February is the traditional month to celebrate lovers and couples with hearts, flowers, and candy. But for those experiencing relationship conflict or feeling as if the love has gone out of their relationship, Valentine’s Day can be a painful reminder of what they used to share.

Many couples choose to get help from a therapist to save their relationship – but beware – couples therapy can make issues worse if not done by a therapist with specific training and experience in this type of work. Things to watch out for are the following:

Therapists should never take sides and yet this is often what each person in the relationship wants when they enter couples therapy.  Many therapists inexperienced in this work fall into this trap.

Another common yet unproductive pattern in couples therapy is when the therapist focuses on the “issue du jour,” or the annoyance or irritation that happens to be on someone’s mind when you walk into the therapist’s office. You end up always talking about the last fight you had.

Couples therapy should not be focused on an in-depth analysis of each individual’s issues.  If needed, this should be done with a different therapist in an individual session. The couples therapy should be directive, task oriented and include homework – couples should leave each session with specific tasks and homework assignments.

As with any type of psychotherapy, potential clients should seek a therapist who has specific training in prescribed and well researched methods that have been shown to provide the best outcomes. To date, the most widely researched couples therapy with the best outcomes is the Gottman method. This approach requires a therapist to complete 4 levels of training to become certified.
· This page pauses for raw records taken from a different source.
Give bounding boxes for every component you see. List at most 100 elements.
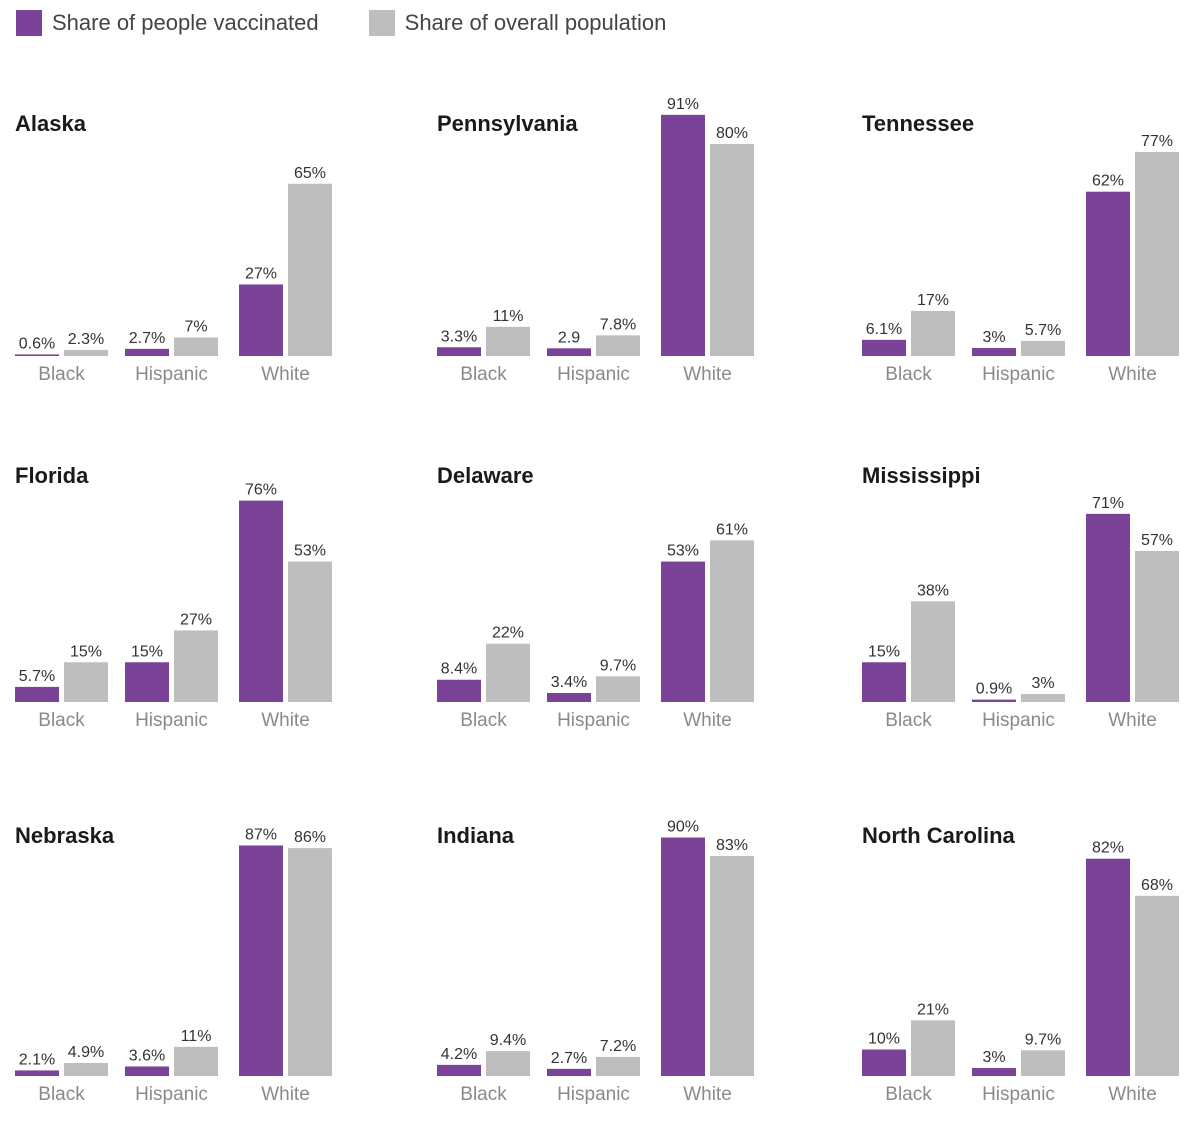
value-label-vaccinated: 82% (1092, 840, 1124, 857)
bar-vaccinated (862, 1050, 906, 1077)
value-label-population: 7.8% (600, 316, 636, 333)
bar-vaccinated (547, 348, 591, 356)
value-label-population: 7.2% (600, 1038, 636, 1055)
bar-population (174, 1047, 218, 1076)
state-title: Alaska (15, 111, 87, 136)
value-label-vaccinated: 2.7% (551, 1050, 587, 1067)
value-label-population: 61% (716, 521, 748, 538)
bar-population (596, 676, 640, 702)
value-label-population: 9.7% (1025, 1031, 1061, 1048)
value-label-population: 7% (184, 318, 207, 335)
bar-vaccinated (547, 1069, 591, 1076)
value-label-population: 83% (716, 837, 748, 854)
value-label-vaccinated: 3% (982, 1049, 1005, 1066)
value-label-population: 2.3% (68, 331, 104, 348)
bar-vaccinated (1086, 192, 1130, 356)
category-label: White (1108, 1084, 1157, 1105)
bar-vaccinated (15, 1070, 59, 1076)
bar-population (288, 848, 332, 1076)
value-label-population: 15% (70, 643, 102, 660)
value-label-vaccinated: 2.7% (129, 330, 165, 347)
bar-population (1135, 896, 1179, 1076)
value-label-vaccinated: 3% (982, 329, 1005, 346)
state-title: Indiana (437, 823, 515, 848)
value-label-vaccinated: 6.1% (866, 321, 902, 338)
category-label: Hispanic (557, 364, 630, 385)
state-title: Mississippi (862, 463, 981, 488)
category-label: Hispanic (557, 710, 630, 731)
bar-vaccinated (661, 838, 705, 1077)
bar-population (486, 1051, 530, 1076)
value-label-population: 9.7% (600, 657, 636, 674)
value-label-population: 3% (1031, 675, 1054, 692)
state-chart-indiana: Indiana 4.2% 9.4% Black 2.7% 7.2% Hispanic 90% 8… (437, 819, 754, 1106)
value-label-vaccinated: 3.6% (129, 1047, 165, 1064)
value-label-vaccinated: 87% (245, 826, 277, 843)
category-label: White (1108, 710, 1157, 731)
bar-population (596, 1057, 640, 1076)
value-label-population: 68% (1141, 877, 1173, 894)
category-label: Black (460, 364, 507, 385)
value-label-vaccinated: 2.1% (19, 1051, 55, 1068)
bar-population (174, 337, 218, 356)
category-label: White (261, 364, 310, 385)
state-title: Nebraska (15, 823, 115, 848)
bar-vaccinated (239, 284, 283, 356)
state-chart-alaska: Alaska 0.6% 2.3% Black 2.7% 7% Hispanic 27% 65% W… (15, 111, 332, 385)
state-chart-north-carolina: North Carolina10%21%Black3%9.7%Hispanic8… (862, 823, 1179, 1105)
value-label-vaccinated: 3.3% (441, 328, 477, 345)
bar-population (1021, 694, 1065, 702)
category-label: Hispanic (982, 364, 1055, 385)
bar-population (288, 184, 332, 356)
value-label-vaccinated: 62% (1092, 173, 1124, 190)
value-label-vaccinated: 4.2% (441, 1046, 477, 1063)
category-label: Hispanic (557, 1084, 630, 1105)
category-label: Hispanic (135, 710, 208, 731)
state-title: Delaware (437, 463, 534, 488)
value-label-population: 77% (1141, 133, 1173, 150)
bar-population (596, 335, 640, 356)
value-label-vaccinated: 76% (245, 482, 277, 499)
value-label-population: 57% (1141, 532, 1173, 549)
bar-population (911, 601, 955, 702)
bar-population (288, 562, 332, 702)
bar-vaccinated (239, 501, 283, 702)
state-chart-pennsylvania: Pennsylvania 3.3% 11% Black 2.9 7.8% Hispanic 9… (437, 96, 754, 385)
value-label-vaccinated: 15% (131, 643, 163, 660)
bar-population (486, 327, 530, 356)
bar-vaccinated (972, 700, 1016, 702)
value-label-population: 53% (294, 543, 326, 560)
bar-population (1135, 551, 1179, 702)
category-label: Black (885, 364, 932, 385)
state-chart-delaware: Delaware8.4%22%Black3.4%9.7%Hispanic53%6… (437, 463, 754, 731)
value-label-vaccinated: 53% (667, 543, 699, 560)
value-label-vaccinated: 3.4% (551, 674, 587, 691)
state-title: Tennessee (862, 111, 974, 136)
bar-vaccinated (862, 662, 906, 702)
category-label: White (683, 364, 732, 385)
value-label-population: 9.4% (490, 1032, 526, 1049)
value-label-population: 38% (917, 582, 949, 599)
state-chart-nebraska: Nebraska2.1% 4.9%Black3.6%11%Hispanic87% 8… (15, 823, 332, 1105)
value-label-vaccinated: 5.7% (19, 668, 55, 685)
category-label: Hispanic (135, 1084, 208, 1105)
category-label: White (683, 710, 732, 731)
value-label-population: 86% (294, 829, 326, 846)
bar-vaccinated (972, 1068, 1016, 1076)
bar-population (911, 1020, 955, 1076)
category-label: Black (885, 710, 932, 731)
bar-population (710, 144, 754, 356)
chart-grid: Alaska0.6% 2.3%Black2.7%7%Hispanic27%65%W… (0, 0, 1200, 1129)
bar-vaccinated (437, 680, 481, 702)
category-label: Black (460, 1084, 507, 1105)
category-label: Hispanic (982, 710, 1055, 731)
bar-vaccinated (437, 347, 481, 356)
value-label-vaccinated: 91% (667, 96, 699, 113)
bar-population (64, 662, 108, 702)
value-label-population: 4.9% (68, 1044, 104, 1061)
state-chart-tennessee: Tennessee6.1%17%Black3% 5.7%Hispanic62%77… (862, 111, 1179, 385)
value-label-vaccinated: 0.9% (976, 681, 1012, 698)
category-label: Hispanic (135, 364, 208, 385)
value-label-vaccinated: 71% (1092, 495, 1124, 512)
value-label-vaccinated: 90% (667, 819, 699, 836)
What makes it so unique in the therapeutic landscape is that it is entirely based on research findings from couples researcher John Gottman’s own studies of married couples.

Psychologist and researcher, John Gottman has spent more than 40 years researching couples. One of the innovations of Gottman’s approach to research was that he observed how couples interacted in a live-in environment. Using multiple cameras installed in homes, he could see how couples interacted naturally. By studying hundreds of couples this way, he catalogued the behaviors in people who stay married, as well as identified behaviors in those who ended up divorced. Based on his research, Gottman constructed a theory of all the behaviors successful couples engage in, which today has become known as “The Sound Relationship House.” Couples learn and practice these behaviors at home weekly while in Gottman therapy.

Gottman also identified the “four horsemen” which are the lethal issues that break up marriages.  Usually these four horsemen clip-clop into the heart of a marriage in the following order: criticism, contempt, defensiveness, and stonewalling (Gottman et al 27). In therapy, couples learn ways to avoid these lethal behaviors.

The Gottman Method is a highly structured and goal-oriented form of couples therapy designed to help couples maintain healthy, lasting relationships. Therapy aims to increase respect, affection, and closeness, break through and resolve conflict, generate greater understandings, and to keep conflict discussions calm. It is designed to support couples across all economic, racial, sexual orientation, and cultural sectors.